If I can lopsidely cycle three-quarters of mile to my son's school with a fractured clavicle, ankle strain, multiple bruises and abrasions thanks to a hit-run driver, then your pedestrian could have made his own way into the hospital.

This sort of time wasting really annoys me - and I'm not in the healthcare or emergency professions myself.

Oh, and I went to the school as it was closer than the local village hospital and the teachers would have been wondering where I was at collection time. I went to A&E after frightening all the clucky mums... :-D

Xf said...

anon

The madman was probably released back into society soon after (within 72 hours).

The Mental Health Act provides the police with limited powers under section 36 to remove a person to a 'place of safety', such as a hospital, if they are in a public place and appear to need care and control.

So, in all the examples given, a person can be 'sectioned' temporarily.
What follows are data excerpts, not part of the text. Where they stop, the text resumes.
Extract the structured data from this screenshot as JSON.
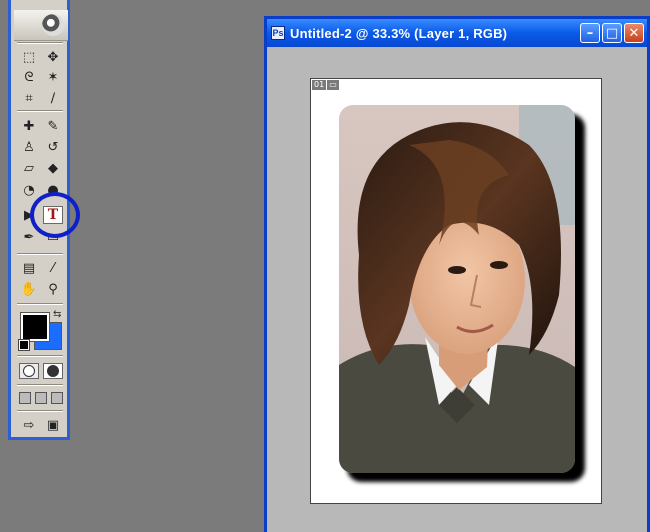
{
  "toolbox": {
    "tools": [
      {
        "name": "marquee-tool-icon",
        "glyph": "⬚"
      },
      {
        "name": "move-tool-icon",
        "glyph": "✥"
      },
      {
        "name": "lasso-tool-icon",
        "glyph": "ᘓ"
      },
      {
        "name": "magic-wand-tool-icon",
        "glyph": "✶"
      },
      {
        "name": "crop-tool-icon",
        "glyph": "⌗"
      },
      {
        "name": "slice-tool-icon",
        "glyph": "∕"
      },
      {
        "name": "healing-brush-tool-icon",
        "glyph": "✚"
      },
      {
        "name": "brush-tool-icon",
        "glyph": "✎"
      },
      {
        "name": "clone-stamp-tool-icon",
        "glyph": "♙"
      },
      {
        "name": "history-brush-tool-icon",
        "glyph": "↺"
      },
      {
        "name": "eraser-tool-icon",
        "glyph": "▱"
      },
      {
        "name": "paint-bucket-tool-icon",
        "glyph": "◆"
      },
      {
        "name": "blur-tool-icon",
        "glyph": "◔"
      },
      {
        "name": "dodge-tool-icon",
        "glyph": "●"
      },
      {
        "name": "path-selection-tool-icon",
        "glyph": "▶"
      },
      {
        "name": "type-tool-icon",
        "glyph": "T"
      },
      {
        "name": "pen-tool-icon",
        "glyph": "✒"
      },
      {
        "name": "shape-tool-icon",
        "glyph": "▭"
      },
      {
        "name": "notes-tool-icon",
        "glyph": "▤"
      },
      {
        "name": "eyedropper-tool-icon",
        "glyph": "⁄"
      },
      {
        "name": "hand-tool-icon",
        "glyph": "✋"
      },
      {
        "name": "zoom-tool-icon",
        "glyph": "⚲"
      }
    ],
    "foreground_color": "#000000",
    "background_color": "#1b6cff",
    "highlight_color": "#1020c8"
  },
  "document": {
    "title": "Untitled-2 @ 33.3% (Layer 1, RGB)",
    "minimize_label": "–",
    "maximize_label": "□",
    "close_label": "✕",
    "slice_number": "01"
  },
  "colors": {
    "window_frame": "#0a3ec8",
    "desktop": "#7b7b7b",
    "canvas_bg": "#b8b8b8"
  }
}
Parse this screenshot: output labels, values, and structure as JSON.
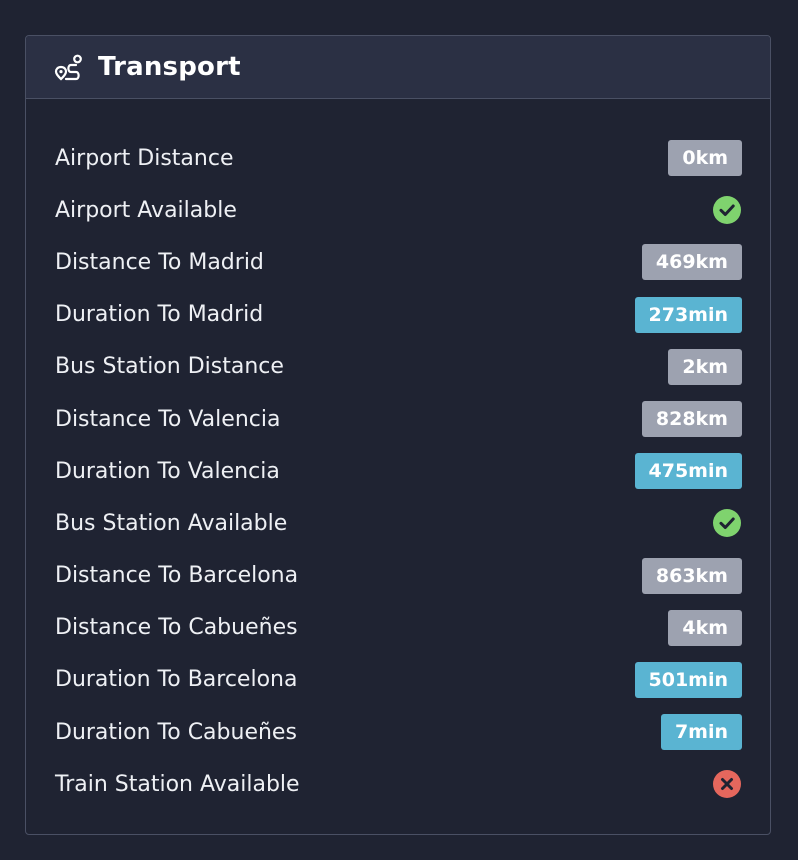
{
  "card": {
    "title": "Transport",
    "icon": "route-icon"
  },
  "colors": {
    "background": "#1f2332",
    "header": "#2b3044",
    "border": "#4a5064",
    "badge_grey": "#9da2b0",
    "badge_blue": "#5ab4d2",
    "status_yes": "#7fd36e",
    "status_no": "#e5675d"
  },
  "rows": [
    {
      "label": "Airport Distance",
      "value": "0km"
    },
    {
      "label": "Airport Available",
      "status": "check-circle-icon"
    },
    {
      "label": "Distance To Madrid",
      "value": "469km"
    },
    {
      "label": "Duration To Madrid",
      "value": "273min"
    },
    {
      "label": "Bus Station Distance",
      "value": "2km"
    },
    {
      "label": "Distance To Valencia",
      "value": "828km"
    },
    {
      "label": "Duration To Valencia",
      "value": "475min"
    },
    {
      "label": "Bus Station Available",
      "status": "check-circle-icon"
    },
    {
      "label": "Distance To Barcelona",
      "value": "863km"
    },
    {
      "label": "Distance To Cabueñes",
      "value": "4km"
    },
    {
      "label": "Duration To Barcelona",
      "value": "501min"
    },
    {
      "label": "Duration To Cabueñes",
      "value": "7min"
    },
    {
      "label": "Train Station Available",
      "status": "x-circle-icon"
    }
  ]
}
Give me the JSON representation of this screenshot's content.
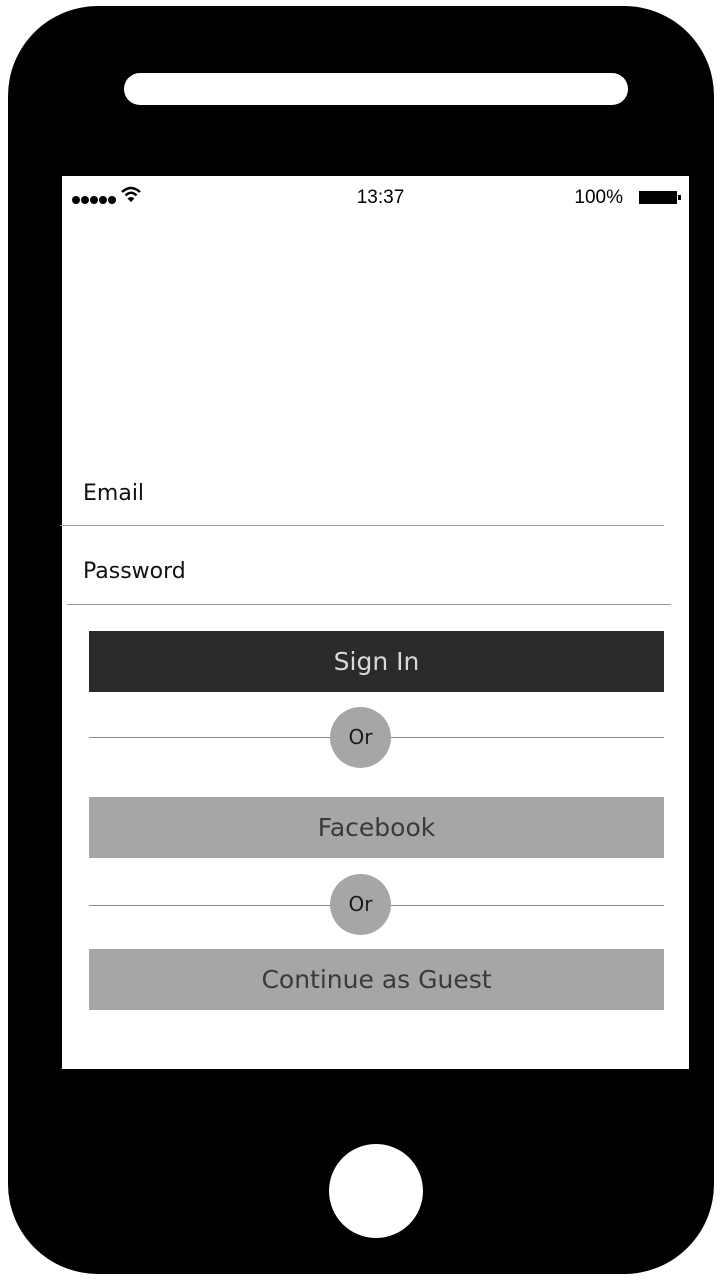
{
  "status_bar": {
    "time": "13:37",
    "battery_percent": "100%",
    "signal_icon": "signal-dots-icon",
    "wifi_icon": "wifi-icon",
    "battery_icon": "battery-icon"
  },
  "login_form": {
    "email_placeholder": "Email",
    "password_placeholder": "Password"
  },
  "buttons": {
    "sign_in": "Sign In",
    "facebook": "Facebook",
    "guest": "Continue as Guest"
  },
  "dividers": {
    "first": "Or",
    "second": "Or"
  },
  "colors": {
    "device_body": "#000000",
    "primary_button": "#2b2b2b",
    "secondary_button": "#a6a6a6"
  }
}
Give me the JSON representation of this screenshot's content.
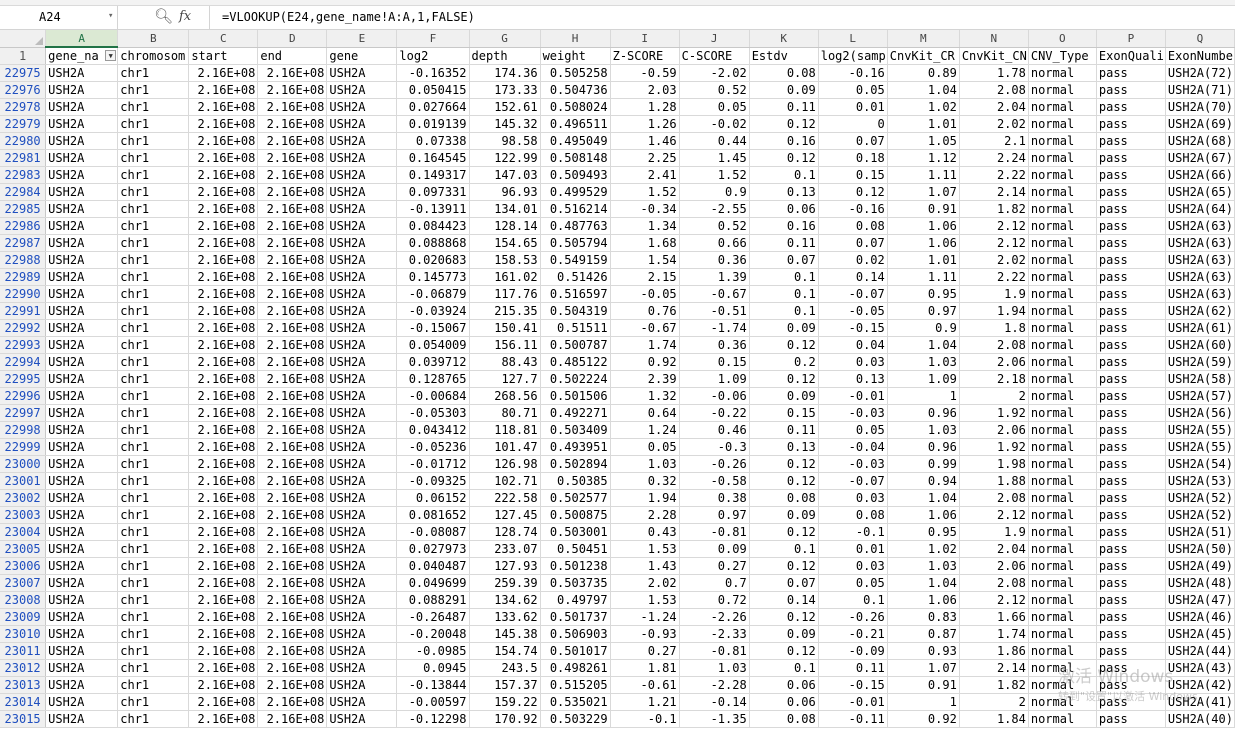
{
  "formula_bar": {
    "name_box": "A24",
    "zoom_icon": "magnifier-icon",
    "fx_label": "fx",
    "formula": "=VLOOKUP(E24,gene_name!A:A,1,FALSE)"
  },
  "columns": [
    "A",
    "B",
    "C",
    "D",
    "E",
    "F",
    "G",
    "H",
    "I",
    "J",
    "K",
    "L",
    "M",
    "N",
    "O",
    "P",
    "Q"
  ],
  "header_row_number": "1",
  "headers": [
    "gene_na",
    "chromosom",
    "start",
    "end",
    "gene",
    "log2",
    "depth",
    "weight",
    "Z-SCORE",
    "C-SCORE",
    "Estdv",
    "log2(samp",
    "CnvKit_CR",
    "CnvKit_CN",
    "CNV_Type",
    "ExonQuali",
    "ExonNumber"
  ],
  "rows": [
    {
      "n": "22975",
      "log2": "-0.16352",
      "depth": "174.36",
      "weight": "0.505258",
      "z": "-0.59",
      "c": "-2.02",
      "estdv": "0.08",
      "log2s": "-0.16",
      "cr": "0.89",
      "cn": "1.78",
      "exon": "USH2A(72)"
    },
    {
      "n": "22976",
      "log2": "0.050415",
      "depth": "173.33",
      "weight": "0.504736",
      "z": "2.03",
      "c": "0.52",
      "estdv": "0.09",
      "log2s": "0.05",
      "cr": "1.04",
      "cn": "2.08",
      "exon": "USH2A(71)"
    },
    {
      "n": "22978",
      "log2": "0.027664",
      "depth": "152.61",
      "weight": "0.508024",
      "z": "1.28",
      "c": "0.05",
      "estdv": "0.11",
      "log2s": "0.01",
      "cr": "1.02",
      "cn": "2.04",
      "exon": "USH2A(70)"
    },
    {
      "n": "22979",
      "log2": "0.019139",
      "depth": "145.32",
      "weight": "0.496511",
      "z": "1.26",
      "c": "-0.02",
      "estdv": "0.12",
      "log2s": "0",
      "cr": "1.01",
      "cn": "2.02",
      "exon": "USH2A(69)"
    },
    {
      "n": "22980",
      "log2": "0.07338",
      "depth": "98.58",
      "weight": "0.495049",
      "z": "1.46",
      "c": "0.44",
      "estdv": "0.16",
      "log2s": "0.07",
      "cr": "1.05",
      "cn": "2.1",
      "exon": "USH2A(68)"
    },
    {
      "n": "22981",
      "log2": "0.164545",
      "depth": "122.99",
      "weight": "0.508148",
      "z": "2.25",
      "c": "1.45",
      "estdv": "0.12",
      "log2s": "0.18",
      "cr": "1.12",
      "cn": "2.24",
      "exon": "USH2A(67)"
    },
    {
      "n": "22983",
      "log2": "0.149317",
      "depth": "147.03",
      "weight": "0.509493",
      "z": "2.41",
      "c": "1.52",
      "estdv": "0.1",
      "log2s": "0.15",
      "cr": "1.11",
      "cn": "2.22",
      "exon": "USH2A(66)"
    },
    {
      "n": "22984",
      "log2": "0.097331",
      "depth": "96.93",
      "weight": "0.499529",
      "z": "1.52",
      "c": "0.9",
      "estdv": "0.13",
      "log2s": "0.12",
      "cr": "1.07",
      "cn": "2.14",
      "exon": "USH2A(65)"
    },
    {
      "n": "22985",
      "log2": "-0.13911",
      "depth": "134.01",
      "weight": "0.516214",
      "z": "-0.34",
      "c": "-2.55",
      "estdv": "0.06",
      "log2s": "-0.16",
      "cr": "0.91",
      "cn": "1.82",
      "exon": "USH2A(64)"
    },
    {
      "n": "22986",
      "log2": "0.084423",
      "depth": "128.14",
      "weight": "0.487763",
      "z": "1.34",
      "c": "0.52",
      "estdv": "0.16",
      "log2s": "0.08",
      "cr": "1.06",
      "cn": "2.12",
      "exon": "USH2A(63)"
    },
    {
      "n": "22987",
      "log2": "0.088868",
      "depth": "154.65",
      "weight": "0.505794",
      "z": "1.68",
      "c": "0.66",
      "estdv": "0.11",
      "log2s": "0.07",
      "cr": "1.06",
      "cn": "2.12",
      "exon": "USH2A(63)"
    },
    {
      "n": "22988",
      "log2": "0.020683",
      "depth": "158.53",
      "weight": "0.549159",
      "z": "1.54",
      "c": "0.36",
      "estdv": "0.07",
      "log2s": "0.02",
      "cr": "1.01",
      "cn": "2.02",
      "exon": "USH2A(63)"
    },
    {
      "n": "22989",
      "log2": "0.145773",
      "depth": "161.02",
      "weight": "0.51426",
      "z": "2.15",
      "c": "1.39",
      "estdv": "0.1",
      "log2s": "0.14",
      "cr": "1.11",
      "cn": "2.22",
      "exon": "USH2A(63)"
    },
    {
      "n": "22990",
      "log2": "-0.06879",
      "depth": "117.76",
      "weight": "0.516597",
      "z": "-0.05",
      "c": "-0.67",
      "estdv": "0.1",
      "log2s": "-0.07",
      "cr": "0.95",
      "cn": "1.9",
      "exon": "USH2A(63)"
    },
    {
      "n": "22991",
      "log2": "-0.03924",
      "depth": "215.35",
      "weight": "0.504319",
      "z": "0.76",
      "c": "-0.51",
      "estdv": "0.1",
      "log2s": "-0.05",
      "cr": "0.97",
      "cn": "1.94",
      "exon": "USH2A(62)"
    },
    {
      "n": "22992",
      "log2": "-0.15067",
      "depth": "150.41",
      "weight": "0.51511",
      "z": "-0.67",
      "c": "-1.74",
      "estdv": "0.09",
      "log2s": "-0.15",
      "cr": "0.9",
      "cn": "1.8",
      "exon": "USH2A(61)"
    },
    {
      "n": "22993",
      "log2": "0.054009",
      "depth": "156.11",
      "weight": "0.500787",
      "z": "1.74",
      "c": "0.36",
      "estdv": "0.12",
      "log2s": "0.04",
      "cr": "1.04",
      "cn": "2.08",
      "exon": "USH2A(60)"
    },
    {
      "n": "22994",
      "log2": "0.039712",
      "depth": "88.43",
      "weight": "0.485122",
      "z": "0.92",
      "c": "0.15",
      "estdv": "0.2",
      "log2s": "0.03",
      "cr": "1.03",
      "cn": "2.06",
      "exon": "USH2A(59)"
    },
    {
      "n": "22995",
      "log2": "0.128765",
      "depth": "127.7",
      "weight": "0.502224",
      "z": "2.39",
      "c": "1.09",
      "estdv": "0.12",
      "log2s": "0.13",
      "cr": "1.09",
      "cn": "2.18",
      "exon": "USH2A(58)"
    },
    {
      "n": "22996",
      "log2": "-0.00684",
      "depth": "268.56",
      "weight": "0.501506",
      "z": "1.32",
      "c": "-0.06",
      "estdv": "0.09",
      "log2s": "-0.01",
      "cr": "1",
      "cn": "2",
      "exon": "USH2A(57)"
    },
    {
      "n": "22997",
      "log2": "-0.05303",
      "depth": "80.71",
      "weight": "0.492271",
      "z": "0.64",
      "c": "-0.22",
      "estdv": "0.15",
      "log2s": "-0.03",
      "cr": "0.96",
      "cn": "1.92",
      "exon": "USH2A(56)"
    },
    {
      "n": "22998",
      "log2": "0.043412",
      "depth": "118.81",
      "weight": "0.503409",
      "z": "1.24",
      "c": "0.46",
      "estdv": "0.11",
      "log2s": "0.05",
      "cr": "1.03",
      "cn": "2.06",
      "exon": "USH2A(55)"
    },
    {
      "n": "22999",
      "log2": "-0.05236",
      "depth": "101.47",
      "weight": "0.493951",
      "z": "0.05",
      "c": "-0.3",
      "estdv": "0.13",
      "log2s": "-0.04",
      "cr": "0.96",
      "cn": "1.92",
      "exon": "USH2A(55)"
    },
    {
      "n": "23000",
      "log2": "-0.01712",
      "depth": "126.98",
      "weight": "0.502894",
      "z": "1.03",
      "c": "-0.26",
      "estdv": "0.12",
      "log2s": "-0.03",
      "cr": "0.99",
      "cn": "1.98",
      "exon": "USH2A(54)"
    },
    {
      "n": "23001",
      "log2": "-0.09325",
      "depth": "102.71",
      "weight": "0.50385",
      "z": "0.32",
      "c": "-0.58",
      "estdv": "0.12",
      "log2s": "-0.07",
      "cr": "0.94",
      "cn": "1.88",
      "exon": "USH2A(53)"
    },
    {
      "n": "23002",
      "log2": "0.06152",
      "depth": "222.58",
      "weight": "0.502577",
      "z": "1.94",
      "c": "0.38",
      "estdv": "0.08",
      "log2s": "0.03",
      "cr": "1.04",
      "cn": "2.08",
      "exon": "USH2A(52)"
    },
    {
      "n": "23003",
      "log2": "0.081652",
      "depth": "127.45",
      "weight": "0.500875",
      "z": "2.28",
      "c": "0.97",
      "estdv": "0.09",
      "log2s": "0.08",
      "cr": "1.06",
      "cn": "2.12",
      "exon": "USH2A(52)"
    },
    {
      "n": "23004",
      "log2": "-0.08087",
      "depth": "128.74",
      "weight": "0.503001",
      "z": "0.43",
      "c": "-0.81",
      "estdv": "0.12",
      "log2s": "-0.1",
      "cr": "0.95",
      "cn": "1.9",
      "exon": "USH2A(51)"
    },
    {
      "n": "23005",
      "log2": "0.027973",
      "depth": "233.07",
      "weight": "0.50451",
      "z": "1.53",
      "c": "0.09",
      "estdv": "0.1",
      "log2s": "0.01",
      "cr": "1.02",
      "cn": "2.04",
      "exon": "USH2A(50)"
    },
    {
      "n": "23006",
      "log2": "0.040487",
      "depth": "127.93",
      "weight": "0.501238",
      "z": "1.43",
      "c": "0.27",
      "estdv": "0.12",
      "log2s": "0.03",
      "cr": "1.03",
      "cn": "2.06",
      "exon": "USH2A(49)"
    },
    {
      "n": "23007",
      "log2": "0.049699",
      "depth": "259.39",
      "weight": "0.503735",
      "z": "2.02",
      "c": "0.7",
      "estdv": "0.07",
      "log2s": "0.05",
      "cr": "1.04",
      "cn": "2.08",
      "exon": "USH2A(48)"
    },
    {
      "n": "23008",
      "log2": "0.088291",
      "depth": "134.62",
      "weight": "0.49797",
      "z": "1.53",
      "c": "0.72",
      "estdv": "0.14",
      "log2s": "0.1",
      "cr": "1.06",
      "cn": "2.12",
      "exon": "USH2A(47)"
    },
    {
      "n": "23009",
      "log2": "-0.26487",
      "depth": "133.62",
      "weight": "0.501737",
      "z": "-1.24",
      "c": "-2.26",
      "estdv": "0.12",
      "log2s": "-0.26",
      "cr": "0.83",
      "cn": "1.66",
      "exon": "USH2A(46)"
    },
    {
      "n": "23010",
      "log2": "-0.20048",
      "depth": "145.38",
      "weight": "0.506903",
      "z": "-0.93",
      "c": "-2.33",
      "estdv": "0.09",
      "log2s": "-0.21",
      "cr": "0.87",
      "cn": "1.74",
      "exon": "USH2A(45)"
    },
    {
      "n": "23011",
      "log2": "-0.0985",
      "depth": "154.74",
      "weight": "0.501017",
      "z": "0.27",
      "c": "-0.81",
      "estdv": "0.12",
      "log2s": "-0.09",
      "cr": "0.93",
      "cn": "1.86",
      "exon": "USH2A(44)"
    },
    {
      "n": "23012",
      "log2": "0.0945",
      "depth": "243.5",
      "weight": "0.498261",
      "z": "1.81",
      "c": "1.03",
      "estdv": "0.1",
      "log2s": "0.11",
      "cr": "1.07",
      "cn": "2.14",
      "exon": "USH2A(43)"
    },
    {
      "n": "23013",
      "log2": "-0.13844",
      "depth": "157.37",
      "weight": "0.515205",
      "z": "-0.61",
      "c": "-2.28",
      "estdv": "0.06",
      "log2s": "-0.15",
      "cr": "0.91",
      "cn": "1.82",
      "exon": "USH2A(42)"
    },
    {
      "n": "23014",
      "log2": "-0.00597",
      "depth": "159.22",
      "weight": "0.535021",
      "z": "1.21",
      "c": "-0.14",
      "estdv": "0.06",
      "log2s": "-0.01",
      "cr": "1",
      "cn": "2",
      "exon": "USH2A(41)"
    },
    {
      "n": "23015",
      "log2": "-0.12298",
      "depth": "170.92",
      "weight": "0.503229",
      "z": "-0.1",
      "c": "-1.35",
      "estdv": "0.08",
      "log2s": "-0.11",
      "cr": "0.92",
      "cn": "1.84",
      "exon": "USH2A(40)"
    }
  ],
  "constant": {
    "gene_name": "USH2A",
    "chromosome": "chr1",
    "start": "2.16E+08",
    "end": "2.16E+08",
    "gene": "USH2A",
    "cnv_type": "normal",
    "exon_quality": "pass"
  },
  "watermark": {
    "line1": "激活 Windows",
    "line2": "转到\"设置\"以激活 Windows"
  }
}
If they are in their own home, it is harder for the police to do, although a senior officer can make the decision. Or a doctor.

Xf said...

stuart

I gave up trying to find out what happened to my patients a while ago, I'm afraid. I will only chase after the seriously ill or injured ones but generally we are far too busy to back-track and our patient turnover is such that it becomes impossible to find the time.

Xf said...

anon

I will only stop if someone has been injured. If I am on a high priority call and a minor accident occurs then there is no need for me to stop if both parties involved are uninjured and can swap details. In this instance, the driver who clipped the parked car carried on driving but I slowed down enough to tell him he had hit a car and to stop, which he did.